While stocks have taken a beating in recent months, in a much anticipated response to over-valued stock values in some sectors of the market, it looks like it took worries about wage increases finally having to be paid to workers to trigger the rising tide of job losses.

It is interesting that the last two months have seen a record pace of lay-offs, according to statistics kept by the Challenger, Gray & Christmas, a Chicago firm that has been keeping detailed records of lay-offs since 1993. December set a record, with 133,713 layoffs nationwide, then was eclipsed by the 142,208 jobs lost in January. These were the first back-to-back months to exceed 100,000-plus lost jobs since the survey was began.

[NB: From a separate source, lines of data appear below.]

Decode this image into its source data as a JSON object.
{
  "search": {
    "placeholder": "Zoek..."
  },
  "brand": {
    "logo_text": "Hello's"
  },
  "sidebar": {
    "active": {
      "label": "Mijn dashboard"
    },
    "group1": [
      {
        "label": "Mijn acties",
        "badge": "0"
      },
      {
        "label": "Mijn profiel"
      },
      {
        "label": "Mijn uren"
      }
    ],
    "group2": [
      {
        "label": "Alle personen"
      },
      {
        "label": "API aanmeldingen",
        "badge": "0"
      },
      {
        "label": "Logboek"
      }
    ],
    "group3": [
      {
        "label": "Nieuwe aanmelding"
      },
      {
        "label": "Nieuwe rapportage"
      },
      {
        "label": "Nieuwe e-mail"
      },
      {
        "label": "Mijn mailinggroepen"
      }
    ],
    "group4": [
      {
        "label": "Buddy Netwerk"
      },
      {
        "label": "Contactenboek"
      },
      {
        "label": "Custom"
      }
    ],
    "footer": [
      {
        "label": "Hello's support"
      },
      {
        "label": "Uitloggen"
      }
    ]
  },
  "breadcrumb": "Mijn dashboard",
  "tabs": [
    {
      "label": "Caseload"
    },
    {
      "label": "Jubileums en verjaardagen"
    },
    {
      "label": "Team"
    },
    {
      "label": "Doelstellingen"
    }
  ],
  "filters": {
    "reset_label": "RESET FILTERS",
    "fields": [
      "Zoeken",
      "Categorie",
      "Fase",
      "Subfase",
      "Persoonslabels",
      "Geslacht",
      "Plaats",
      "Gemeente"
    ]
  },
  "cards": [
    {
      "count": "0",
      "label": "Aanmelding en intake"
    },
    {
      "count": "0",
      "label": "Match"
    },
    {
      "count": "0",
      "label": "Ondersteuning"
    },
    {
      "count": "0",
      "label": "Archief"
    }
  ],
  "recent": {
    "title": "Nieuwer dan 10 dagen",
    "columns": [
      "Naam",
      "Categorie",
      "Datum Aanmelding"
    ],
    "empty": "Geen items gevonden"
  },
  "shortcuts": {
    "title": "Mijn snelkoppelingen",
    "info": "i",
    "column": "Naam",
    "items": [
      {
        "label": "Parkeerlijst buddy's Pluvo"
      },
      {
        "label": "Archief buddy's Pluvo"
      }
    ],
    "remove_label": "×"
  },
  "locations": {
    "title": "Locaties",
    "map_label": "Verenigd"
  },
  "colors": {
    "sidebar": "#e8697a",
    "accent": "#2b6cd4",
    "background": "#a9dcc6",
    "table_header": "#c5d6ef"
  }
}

It is interesting that this particular bit of bad news hasn’t appeared in the News-Gazette yet, since C,G & C is an Illinois-based company. It is interesting that these layoffs seem to have been timed to occur after the much-disputed November election, so as not to embarrass either of the two corporate parties during the tired, but ultimately tied, campaign. It is interesting that many of the lay-offs seem to be occurring in the technology sector.

Technology companies had complained that they couldn’t find enough workers last year and needed to import an extra 300,000 foreign workers. Their paid lackeys in Congress managed to accommodate these ‘needs’, without any serious effort to raise the minimum wage (badly needed and unraised since 1997), prior to adjourning for these Congress-critters’ almost inevitable, corporate-funded reelection. It seems that the primary result of these "badly needed" workers being brought into the country will be to further depress wages in the technology sector when they are combined with the hundreds of thousands of recent lay-offs.